Selain Pemerintah Kota Tangsel, proyek ini juga melibatkan Komdigi (Kominfo dan Digital) serta Bapenda Kota Tangsel.

Tinjauan Langsung: Layanan Berjalan Baik

Dalam kunjungannya ke Kantor Pertanahan Kota Tangsel, Wamen Ossy turut menyapa masyarakat yang sedang antre di loket pelayanan. Ia ingin memastikan langsung bahwa layanan publik pertanahan berjalan dengan baik dan responsif terhadap kebutuhan warga.

Ia juga meninjau sejumlah ruang kerja serta berdialog dengan staf Kantah mengenai proses digitalisasi dan pelayanan yang sedang berlangsung.

Turut mendampingi dalam kegiatan ini antara lain:

  • Adjie Arifuddin (Tenaga Ahli Bidang Administrasi Negara dan Good Governance),
  • Hendri Teja (Tenaga Ahli Isu Strategis),
  • Sudaryanto (Kepala Kanwil BPN Provinsi Banten),
  • Yeka Hendra Fatika (Perwakilan Ombudsman RI),
  • Fadli Afriadi (Kepala Ombudsman RI Perwakilan Banten),
  • Shinta Purwitasari (Kepala Kantah Kota Tangsel).

Manfaat Nyata untuk Masyarakat dan Daerah

Integrasi antara NIB dan NOP dinilai dapat memangkas tumpang tindih data dan mempercepat proses verifikasi objek pertanahan serta pajaknya.

Ini bukan hanya mendukung tata kelola pemerintahan yang bersih dan efisien, tetapi juga dapat menjadi basis perencanaan pembangunan yang lebih akurat.

Dengan data bidang tanah dan pajak yang menyatu, Pemda bisa lebih tepat sasaran dalam menggali potensi pendapatan daerah, sementara masyarakat akan merasakan pelayanan yang lebih cepat dan transparan.

Transformasi digital di sektor pertanahan bukan sekadar inovasi teknologi.
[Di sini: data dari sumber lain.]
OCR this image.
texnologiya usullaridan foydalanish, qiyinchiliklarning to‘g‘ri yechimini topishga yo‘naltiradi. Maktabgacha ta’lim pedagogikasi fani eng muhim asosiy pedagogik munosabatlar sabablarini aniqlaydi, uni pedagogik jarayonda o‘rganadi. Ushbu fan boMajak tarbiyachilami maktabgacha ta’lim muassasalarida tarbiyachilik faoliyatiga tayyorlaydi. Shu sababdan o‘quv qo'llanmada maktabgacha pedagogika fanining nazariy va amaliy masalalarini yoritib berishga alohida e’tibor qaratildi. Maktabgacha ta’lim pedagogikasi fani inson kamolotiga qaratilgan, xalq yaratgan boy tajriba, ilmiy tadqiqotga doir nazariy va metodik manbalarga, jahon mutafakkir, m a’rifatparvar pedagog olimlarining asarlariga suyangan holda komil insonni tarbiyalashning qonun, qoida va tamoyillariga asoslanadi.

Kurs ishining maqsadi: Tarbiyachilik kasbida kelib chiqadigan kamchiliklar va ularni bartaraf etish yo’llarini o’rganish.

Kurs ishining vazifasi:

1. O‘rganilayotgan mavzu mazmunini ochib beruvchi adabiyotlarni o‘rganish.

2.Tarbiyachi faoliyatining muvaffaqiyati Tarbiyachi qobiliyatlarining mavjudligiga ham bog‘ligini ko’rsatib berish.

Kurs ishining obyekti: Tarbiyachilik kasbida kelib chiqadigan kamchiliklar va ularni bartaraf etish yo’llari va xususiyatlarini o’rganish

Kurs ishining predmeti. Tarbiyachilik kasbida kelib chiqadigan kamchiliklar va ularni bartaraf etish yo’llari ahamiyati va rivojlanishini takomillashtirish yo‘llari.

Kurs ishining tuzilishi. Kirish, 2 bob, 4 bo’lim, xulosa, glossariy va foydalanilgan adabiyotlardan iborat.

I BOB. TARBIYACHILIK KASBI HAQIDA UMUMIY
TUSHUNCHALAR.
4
Ini adalah upaya sistemik untuk menyusun kembali fondasi pelayanan publik yang lebih adil, efisien, dan partisipatif.

Uji coba di Kota Tangsel menjadi contoh bagaimana kebijakan bisa menyatu dengan praktik terbaik, menghasilkan solusi yang nyata untuk masyarakat sekaligus memberi ruang tumbuh bagi tata kelola daerah yang modern.